Sauce made from the drippings of cooked meat. Known for making all food delicious.
Making gravy is super simple, but it occurred to me that not everyone knows how. These directions are for (a small) chicken gravy and I've even broken it down into steps for added simplicity.
Step 1: Prepare the bird.
In the bottom of my roasting pan, I put: 1/2 onion, 2 garlic cloves, 1 celery and 1 carrot; all cut into chunks. I then add two bay leaves, a carton of chicken broth (sodium reduced) and salt, thyme and lots of pepper on the chicken.
Step 2: Cook the bird.
Cook at 400F for 20-30 minutes uncovered, then cover and bake at 300F until cooked. (Times will vary depending on size of bird but I always give myself 3 hours, which is more then enough.) The bird is cooked when it has reached an internal temperature of 185F. It's usually doing the splits at this point.
Step 3: Separate the stock
Once the bird is cooked, remove from pan and tent it (place foil over top) on a plate so it can rest. Remove the big bits from the stock and let the stock sit, so it will separate. The fat will float to the top, with the stock staying in the bottom.
Optional Step, part A: Make a roux: Gently spoon out the fat and put in a small saucepan. Add in a tbsp or two of Bisto Savoury Gravy or you can simply use flour. Cook on medium heat for a couple minutes, whisking constantly. It may become chunky, that's normal but do not brown the flour if you go that route.
Optional Step, part B: Add in the remainder of your stock and continue heating, whisking frequently. Any chunks should disappear with the whisking. Bring to a gentle boil (you may need to turn down the heat). Proceed to step 5.
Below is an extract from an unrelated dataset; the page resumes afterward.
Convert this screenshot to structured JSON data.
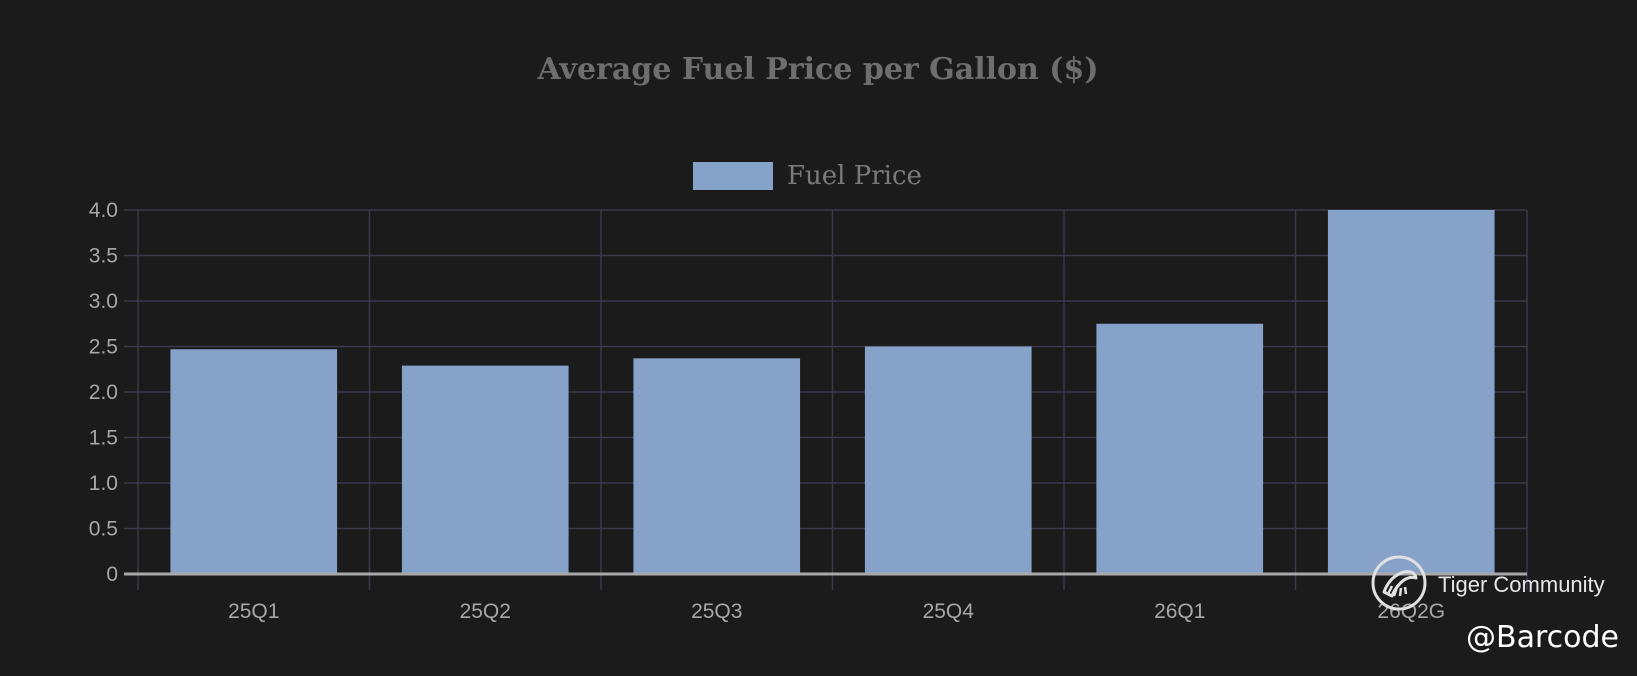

Step 4: Gently spoon off some of the fat and discard. Place stock in a sauce pan over medium heat, whisking frequently. Bring to a gentle boil.
Step 5: Make a slurry: put a heaping tablespoon of cornstarch in a mug, add enough water to dissolve it completely (1/4 to 1/3 cup). Slowly pour small amounts of your cornstarch mixture into the stock while whisking. You'll notice it thicken as it boils. It must boil to thicken. If after adding all of your slurry, you find the gravy not thick enough, make more and add it in (just remember, the gravy will thicken slightly as it cools).
Congratulations!! You've made gravy!!